Com a chegada de Attal, a liderança política da França está ficando mais jovem, mesmo quando as carreiras da maioria dos trabalhadores se estendem até a velhice. Não apenas a adoção de políticas punitivas de migração, mas também essa divisão social — o desprezo da elite pela França trabalhadora e as consequências materiais das reformas previdenciárias e de bem-estar — estão colapsando o antigo “centro-esquerda” e alimentando o voto em Le Pen.
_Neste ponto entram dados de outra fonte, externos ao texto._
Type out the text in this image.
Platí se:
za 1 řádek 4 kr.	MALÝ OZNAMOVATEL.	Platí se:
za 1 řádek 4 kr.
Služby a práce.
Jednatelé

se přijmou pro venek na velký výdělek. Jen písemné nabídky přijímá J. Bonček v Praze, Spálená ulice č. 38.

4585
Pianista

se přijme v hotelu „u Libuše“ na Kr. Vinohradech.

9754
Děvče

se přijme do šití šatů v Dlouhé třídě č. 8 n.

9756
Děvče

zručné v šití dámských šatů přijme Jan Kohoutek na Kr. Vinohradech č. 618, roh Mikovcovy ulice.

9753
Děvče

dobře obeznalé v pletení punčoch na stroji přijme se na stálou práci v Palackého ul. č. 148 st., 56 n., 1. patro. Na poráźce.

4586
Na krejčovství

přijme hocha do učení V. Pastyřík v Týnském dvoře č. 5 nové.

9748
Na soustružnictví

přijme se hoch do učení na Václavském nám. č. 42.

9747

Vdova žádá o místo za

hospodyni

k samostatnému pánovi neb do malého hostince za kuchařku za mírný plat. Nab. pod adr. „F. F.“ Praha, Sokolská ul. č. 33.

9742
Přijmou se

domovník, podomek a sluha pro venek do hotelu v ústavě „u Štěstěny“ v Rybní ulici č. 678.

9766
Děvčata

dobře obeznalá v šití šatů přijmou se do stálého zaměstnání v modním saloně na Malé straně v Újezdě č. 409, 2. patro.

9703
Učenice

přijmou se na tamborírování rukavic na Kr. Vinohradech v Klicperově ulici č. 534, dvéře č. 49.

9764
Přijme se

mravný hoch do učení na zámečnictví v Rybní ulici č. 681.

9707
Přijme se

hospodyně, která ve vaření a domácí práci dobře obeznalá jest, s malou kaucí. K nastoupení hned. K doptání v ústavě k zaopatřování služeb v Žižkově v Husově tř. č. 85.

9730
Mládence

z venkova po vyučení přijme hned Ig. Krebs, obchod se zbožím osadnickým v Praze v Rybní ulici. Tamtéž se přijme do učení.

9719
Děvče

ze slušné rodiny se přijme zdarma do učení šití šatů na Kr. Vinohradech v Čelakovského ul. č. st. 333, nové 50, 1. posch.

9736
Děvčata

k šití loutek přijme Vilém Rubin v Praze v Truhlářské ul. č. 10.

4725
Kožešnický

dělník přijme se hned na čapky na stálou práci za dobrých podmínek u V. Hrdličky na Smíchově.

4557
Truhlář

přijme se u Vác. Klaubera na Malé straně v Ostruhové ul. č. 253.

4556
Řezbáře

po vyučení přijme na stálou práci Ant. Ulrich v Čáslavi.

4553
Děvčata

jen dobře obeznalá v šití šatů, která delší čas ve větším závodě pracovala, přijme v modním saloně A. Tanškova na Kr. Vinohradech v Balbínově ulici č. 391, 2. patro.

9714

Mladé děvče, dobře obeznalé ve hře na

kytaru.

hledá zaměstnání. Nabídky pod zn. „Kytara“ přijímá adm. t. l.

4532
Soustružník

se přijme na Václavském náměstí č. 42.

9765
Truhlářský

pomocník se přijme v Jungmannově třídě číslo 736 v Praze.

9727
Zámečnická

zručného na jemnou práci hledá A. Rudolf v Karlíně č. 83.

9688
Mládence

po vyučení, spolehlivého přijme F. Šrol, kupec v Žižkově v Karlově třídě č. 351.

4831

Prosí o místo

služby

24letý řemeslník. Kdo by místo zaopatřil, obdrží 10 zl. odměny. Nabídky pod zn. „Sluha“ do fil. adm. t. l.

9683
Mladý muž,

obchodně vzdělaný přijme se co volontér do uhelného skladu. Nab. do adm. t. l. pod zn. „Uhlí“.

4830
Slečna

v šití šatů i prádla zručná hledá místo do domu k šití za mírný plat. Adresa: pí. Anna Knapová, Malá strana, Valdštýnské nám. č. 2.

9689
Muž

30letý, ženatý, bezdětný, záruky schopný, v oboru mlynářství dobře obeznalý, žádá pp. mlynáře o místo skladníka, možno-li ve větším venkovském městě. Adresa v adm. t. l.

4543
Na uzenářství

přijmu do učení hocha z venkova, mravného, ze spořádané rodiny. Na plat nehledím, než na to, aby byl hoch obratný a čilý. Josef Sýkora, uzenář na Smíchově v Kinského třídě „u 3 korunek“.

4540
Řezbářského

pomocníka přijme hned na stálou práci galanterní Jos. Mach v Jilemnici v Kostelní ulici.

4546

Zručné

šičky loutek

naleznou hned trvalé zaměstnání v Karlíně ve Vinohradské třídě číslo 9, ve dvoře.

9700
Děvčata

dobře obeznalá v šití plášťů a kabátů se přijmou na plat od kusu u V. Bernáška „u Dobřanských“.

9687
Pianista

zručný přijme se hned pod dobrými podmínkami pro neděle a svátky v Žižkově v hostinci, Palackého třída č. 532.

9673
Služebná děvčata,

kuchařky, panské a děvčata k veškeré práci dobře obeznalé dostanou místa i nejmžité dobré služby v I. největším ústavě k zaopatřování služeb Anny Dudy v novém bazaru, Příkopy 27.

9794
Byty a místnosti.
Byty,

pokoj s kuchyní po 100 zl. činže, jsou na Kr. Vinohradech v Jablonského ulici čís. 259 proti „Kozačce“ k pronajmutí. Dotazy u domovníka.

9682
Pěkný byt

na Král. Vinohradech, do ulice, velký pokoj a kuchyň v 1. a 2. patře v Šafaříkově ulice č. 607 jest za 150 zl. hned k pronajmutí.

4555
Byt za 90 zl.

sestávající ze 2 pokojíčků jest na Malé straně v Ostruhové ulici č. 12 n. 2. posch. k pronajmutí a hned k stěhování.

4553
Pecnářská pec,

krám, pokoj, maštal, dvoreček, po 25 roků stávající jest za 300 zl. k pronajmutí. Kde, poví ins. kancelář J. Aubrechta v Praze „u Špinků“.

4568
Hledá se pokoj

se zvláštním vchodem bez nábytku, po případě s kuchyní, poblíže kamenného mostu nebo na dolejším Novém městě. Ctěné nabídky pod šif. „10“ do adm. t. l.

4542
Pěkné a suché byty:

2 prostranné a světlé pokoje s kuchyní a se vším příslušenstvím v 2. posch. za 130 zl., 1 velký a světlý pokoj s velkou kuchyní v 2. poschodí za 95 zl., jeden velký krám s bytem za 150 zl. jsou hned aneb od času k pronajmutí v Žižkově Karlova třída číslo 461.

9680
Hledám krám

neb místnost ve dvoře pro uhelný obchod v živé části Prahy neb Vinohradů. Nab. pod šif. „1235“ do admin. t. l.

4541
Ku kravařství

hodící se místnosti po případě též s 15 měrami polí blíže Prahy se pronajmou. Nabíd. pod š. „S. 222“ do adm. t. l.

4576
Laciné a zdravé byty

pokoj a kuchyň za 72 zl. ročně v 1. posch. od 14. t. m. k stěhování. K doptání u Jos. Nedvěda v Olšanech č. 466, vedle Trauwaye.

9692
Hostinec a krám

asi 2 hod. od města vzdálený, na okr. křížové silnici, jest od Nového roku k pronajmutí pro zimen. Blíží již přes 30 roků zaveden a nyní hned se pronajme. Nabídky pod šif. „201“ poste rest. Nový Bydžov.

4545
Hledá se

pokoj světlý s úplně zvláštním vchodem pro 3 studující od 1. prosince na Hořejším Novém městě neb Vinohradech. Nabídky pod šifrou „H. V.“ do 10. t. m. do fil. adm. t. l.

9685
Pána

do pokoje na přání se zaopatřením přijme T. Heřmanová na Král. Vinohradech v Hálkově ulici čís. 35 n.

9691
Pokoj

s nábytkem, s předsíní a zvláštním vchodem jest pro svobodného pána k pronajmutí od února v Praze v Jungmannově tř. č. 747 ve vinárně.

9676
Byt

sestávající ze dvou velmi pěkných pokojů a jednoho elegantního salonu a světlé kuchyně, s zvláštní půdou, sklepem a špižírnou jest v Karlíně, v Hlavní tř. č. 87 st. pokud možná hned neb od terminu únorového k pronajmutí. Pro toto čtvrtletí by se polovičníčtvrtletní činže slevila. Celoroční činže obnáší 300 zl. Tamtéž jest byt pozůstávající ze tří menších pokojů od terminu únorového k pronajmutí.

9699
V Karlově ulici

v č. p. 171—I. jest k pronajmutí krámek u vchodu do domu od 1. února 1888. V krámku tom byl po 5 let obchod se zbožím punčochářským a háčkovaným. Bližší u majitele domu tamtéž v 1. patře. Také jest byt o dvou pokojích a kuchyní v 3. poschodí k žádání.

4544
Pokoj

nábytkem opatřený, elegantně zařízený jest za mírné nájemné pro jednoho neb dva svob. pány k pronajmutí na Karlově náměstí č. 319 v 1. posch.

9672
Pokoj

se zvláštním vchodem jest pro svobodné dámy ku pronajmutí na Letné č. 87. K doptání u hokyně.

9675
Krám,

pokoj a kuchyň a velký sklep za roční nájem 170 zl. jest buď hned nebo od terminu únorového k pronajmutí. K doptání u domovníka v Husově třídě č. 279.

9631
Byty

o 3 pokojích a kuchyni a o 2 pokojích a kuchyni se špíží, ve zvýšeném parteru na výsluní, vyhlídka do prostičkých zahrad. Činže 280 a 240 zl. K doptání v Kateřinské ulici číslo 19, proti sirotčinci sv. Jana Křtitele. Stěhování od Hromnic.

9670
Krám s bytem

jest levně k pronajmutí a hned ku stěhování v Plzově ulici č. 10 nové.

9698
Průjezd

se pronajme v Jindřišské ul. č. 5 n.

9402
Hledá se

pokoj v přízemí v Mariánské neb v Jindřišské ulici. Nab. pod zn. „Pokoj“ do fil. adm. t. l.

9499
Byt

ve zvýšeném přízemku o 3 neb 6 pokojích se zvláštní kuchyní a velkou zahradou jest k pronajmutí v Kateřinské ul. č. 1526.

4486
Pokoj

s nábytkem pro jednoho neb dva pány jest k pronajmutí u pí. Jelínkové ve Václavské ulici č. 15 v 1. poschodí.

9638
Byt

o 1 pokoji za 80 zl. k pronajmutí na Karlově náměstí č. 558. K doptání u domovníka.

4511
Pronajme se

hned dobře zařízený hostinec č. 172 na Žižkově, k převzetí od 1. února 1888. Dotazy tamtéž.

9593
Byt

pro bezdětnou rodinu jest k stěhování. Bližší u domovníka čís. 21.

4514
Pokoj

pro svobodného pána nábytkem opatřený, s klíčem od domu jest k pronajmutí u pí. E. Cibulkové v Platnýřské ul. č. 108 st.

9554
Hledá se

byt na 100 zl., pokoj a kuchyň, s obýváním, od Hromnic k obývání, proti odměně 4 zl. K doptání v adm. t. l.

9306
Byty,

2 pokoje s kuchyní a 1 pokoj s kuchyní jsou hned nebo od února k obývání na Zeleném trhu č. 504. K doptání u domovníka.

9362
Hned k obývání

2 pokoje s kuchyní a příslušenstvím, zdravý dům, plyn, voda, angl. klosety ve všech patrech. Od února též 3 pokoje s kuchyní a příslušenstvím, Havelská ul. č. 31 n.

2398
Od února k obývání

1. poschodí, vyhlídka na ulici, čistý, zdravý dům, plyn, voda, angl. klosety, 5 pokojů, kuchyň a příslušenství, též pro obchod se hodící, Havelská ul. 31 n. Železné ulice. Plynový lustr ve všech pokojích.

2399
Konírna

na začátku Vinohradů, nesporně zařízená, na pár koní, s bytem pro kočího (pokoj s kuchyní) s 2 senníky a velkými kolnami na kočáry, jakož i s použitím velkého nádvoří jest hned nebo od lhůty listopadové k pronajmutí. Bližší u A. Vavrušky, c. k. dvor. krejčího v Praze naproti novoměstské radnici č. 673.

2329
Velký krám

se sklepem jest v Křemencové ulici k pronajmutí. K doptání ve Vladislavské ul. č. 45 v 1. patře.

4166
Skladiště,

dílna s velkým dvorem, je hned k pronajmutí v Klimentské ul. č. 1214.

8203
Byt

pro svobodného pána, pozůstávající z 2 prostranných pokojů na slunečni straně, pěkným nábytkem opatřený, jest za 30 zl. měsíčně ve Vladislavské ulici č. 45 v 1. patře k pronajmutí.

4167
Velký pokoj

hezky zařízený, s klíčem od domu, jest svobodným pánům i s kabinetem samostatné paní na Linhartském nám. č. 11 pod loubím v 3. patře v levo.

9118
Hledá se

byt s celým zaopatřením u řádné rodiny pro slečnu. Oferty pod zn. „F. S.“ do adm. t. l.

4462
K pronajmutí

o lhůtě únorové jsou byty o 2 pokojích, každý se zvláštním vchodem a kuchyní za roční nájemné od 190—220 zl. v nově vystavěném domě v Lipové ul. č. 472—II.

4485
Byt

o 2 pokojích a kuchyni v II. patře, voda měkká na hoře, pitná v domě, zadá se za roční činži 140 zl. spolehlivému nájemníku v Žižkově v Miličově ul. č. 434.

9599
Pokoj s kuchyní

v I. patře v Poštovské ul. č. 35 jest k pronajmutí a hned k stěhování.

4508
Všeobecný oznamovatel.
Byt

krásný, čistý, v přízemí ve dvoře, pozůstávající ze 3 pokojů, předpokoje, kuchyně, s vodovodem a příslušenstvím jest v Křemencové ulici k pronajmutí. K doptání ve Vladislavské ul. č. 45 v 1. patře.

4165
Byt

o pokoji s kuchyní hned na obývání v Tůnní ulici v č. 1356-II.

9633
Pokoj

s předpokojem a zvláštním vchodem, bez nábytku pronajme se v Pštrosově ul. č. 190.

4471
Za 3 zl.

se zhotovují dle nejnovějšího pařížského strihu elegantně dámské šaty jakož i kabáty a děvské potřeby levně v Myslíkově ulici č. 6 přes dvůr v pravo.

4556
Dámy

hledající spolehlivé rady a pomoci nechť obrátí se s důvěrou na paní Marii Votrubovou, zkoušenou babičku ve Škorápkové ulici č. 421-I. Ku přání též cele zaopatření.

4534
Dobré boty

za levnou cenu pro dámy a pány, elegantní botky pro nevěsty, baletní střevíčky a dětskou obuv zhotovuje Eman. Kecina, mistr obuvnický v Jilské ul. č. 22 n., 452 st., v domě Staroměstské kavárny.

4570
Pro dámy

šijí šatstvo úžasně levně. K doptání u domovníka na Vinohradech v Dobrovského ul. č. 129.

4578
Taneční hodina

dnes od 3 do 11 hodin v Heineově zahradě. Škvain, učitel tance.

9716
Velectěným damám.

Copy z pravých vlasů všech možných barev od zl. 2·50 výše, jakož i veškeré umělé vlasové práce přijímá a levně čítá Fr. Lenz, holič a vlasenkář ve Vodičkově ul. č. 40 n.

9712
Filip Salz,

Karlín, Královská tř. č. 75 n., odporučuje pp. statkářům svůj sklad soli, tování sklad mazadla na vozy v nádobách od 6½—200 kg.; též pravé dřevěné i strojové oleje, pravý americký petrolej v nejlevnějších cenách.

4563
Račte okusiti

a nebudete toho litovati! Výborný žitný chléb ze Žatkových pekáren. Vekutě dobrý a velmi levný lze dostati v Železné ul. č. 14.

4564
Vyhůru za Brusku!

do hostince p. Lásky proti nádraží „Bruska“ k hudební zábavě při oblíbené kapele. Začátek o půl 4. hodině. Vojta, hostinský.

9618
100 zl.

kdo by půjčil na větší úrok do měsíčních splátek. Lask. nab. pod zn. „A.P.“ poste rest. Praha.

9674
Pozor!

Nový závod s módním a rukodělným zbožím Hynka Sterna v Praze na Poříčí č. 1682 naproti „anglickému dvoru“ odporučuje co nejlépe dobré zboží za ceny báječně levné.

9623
Para a France Insoumise, denunciar a falta de processo democrático sob Macron — exigindo hoje que o governo de Attal seja submetido a um voto de confiança na Assembleia Nacional — ajuda a se apresentar como a voz dos ignorados e não representados. No entanto, na maioria da França periurbana e rural, o Rassemblement National está tendo muito mais sucesso nesse sentido, fundindo uma defesa em grande parte platônica do modelo social da França com uma agenda econômica vaga projetada para ser tudo para todas as pessoas.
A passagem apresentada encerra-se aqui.